Civita is also the birthplace of San Bonaventura who is said to have been cured here by St. Francis of Assisi. Gone is the monastery of St. Francis of Assisi but still remaining and overlooking Piazza Duomo is Chiesa di San Donato.
Constructed in the 13th century in the Romanesque style, it was remodeled in the 16th century and, despite the destructive earthquakes, has never been abandoned since relics of the popular Santa Vittoria still remain here.
It was native son and writer, Bonaventura Tecchi, who first referred to Civita di Bagnoregio as “the town that is dying” in the 1950’s.
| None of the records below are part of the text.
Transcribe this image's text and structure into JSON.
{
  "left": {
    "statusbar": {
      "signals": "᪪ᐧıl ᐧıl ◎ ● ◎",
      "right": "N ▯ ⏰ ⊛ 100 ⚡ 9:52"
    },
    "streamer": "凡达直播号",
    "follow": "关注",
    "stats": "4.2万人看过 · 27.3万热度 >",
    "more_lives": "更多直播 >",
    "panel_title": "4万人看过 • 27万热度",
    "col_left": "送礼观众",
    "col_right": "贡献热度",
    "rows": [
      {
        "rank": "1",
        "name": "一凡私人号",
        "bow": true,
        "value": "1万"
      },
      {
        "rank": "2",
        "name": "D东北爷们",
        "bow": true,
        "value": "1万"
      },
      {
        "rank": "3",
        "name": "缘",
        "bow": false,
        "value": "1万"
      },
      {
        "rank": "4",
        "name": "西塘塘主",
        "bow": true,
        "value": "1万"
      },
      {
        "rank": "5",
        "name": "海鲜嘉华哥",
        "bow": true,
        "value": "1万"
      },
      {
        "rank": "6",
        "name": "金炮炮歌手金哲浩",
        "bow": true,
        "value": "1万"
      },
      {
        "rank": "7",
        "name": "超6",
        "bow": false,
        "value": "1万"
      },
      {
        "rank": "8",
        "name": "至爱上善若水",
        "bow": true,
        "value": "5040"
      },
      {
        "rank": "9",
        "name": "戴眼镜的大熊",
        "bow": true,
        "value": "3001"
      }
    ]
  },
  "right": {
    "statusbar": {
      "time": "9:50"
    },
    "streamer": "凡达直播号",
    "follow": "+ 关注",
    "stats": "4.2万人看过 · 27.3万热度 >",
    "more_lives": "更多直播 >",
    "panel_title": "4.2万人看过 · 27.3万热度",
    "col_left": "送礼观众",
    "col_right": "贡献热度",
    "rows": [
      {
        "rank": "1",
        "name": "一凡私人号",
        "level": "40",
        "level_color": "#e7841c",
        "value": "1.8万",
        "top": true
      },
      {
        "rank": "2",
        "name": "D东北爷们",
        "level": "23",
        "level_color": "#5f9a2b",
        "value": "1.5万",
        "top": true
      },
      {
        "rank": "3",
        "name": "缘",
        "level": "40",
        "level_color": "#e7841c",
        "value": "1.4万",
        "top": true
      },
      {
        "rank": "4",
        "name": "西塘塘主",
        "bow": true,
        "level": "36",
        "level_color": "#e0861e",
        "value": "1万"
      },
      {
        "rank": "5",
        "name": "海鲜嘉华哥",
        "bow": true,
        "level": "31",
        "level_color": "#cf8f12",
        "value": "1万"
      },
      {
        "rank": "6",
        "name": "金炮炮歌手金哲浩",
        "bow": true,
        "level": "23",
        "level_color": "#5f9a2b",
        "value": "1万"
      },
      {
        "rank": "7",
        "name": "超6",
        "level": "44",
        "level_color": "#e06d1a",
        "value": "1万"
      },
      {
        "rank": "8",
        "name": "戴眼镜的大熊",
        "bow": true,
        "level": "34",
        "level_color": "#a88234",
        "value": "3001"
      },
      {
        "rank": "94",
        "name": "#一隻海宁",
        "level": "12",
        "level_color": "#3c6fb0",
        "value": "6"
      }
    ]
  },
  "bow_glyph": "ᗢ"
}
Drawing attention to his hometown’s perilous state helped to initiate efforts to save and preserve this medieval gem. Since, many dwellings have been restored as summer residences and tourism and interest have burgeoned.
Exploring the narrow pathways lined with its medieval dwellings, one sees window gardens, private terraces, stunning views and very contented cats!
Between the Etruscan caves, breathtaking panoramas of the valley, and small but friendly collection of cafes to just sit and linger with a gelato or caffè, one can’t help but feel a bit wistful and hope that all of this will somehow be rescued from the inevitable hand of time…
Despite efforts to arrest her inexorable fate, Civita di Bagnoregio has remained on the list of the 100 Most Endangered Sites since 2006. Today it isn’t only Mother Nature that remains a threat to this gem, but the throngs of tourists. As is the case with so many ancient but terribly fragile sites, people and popularity are a mixed blessing.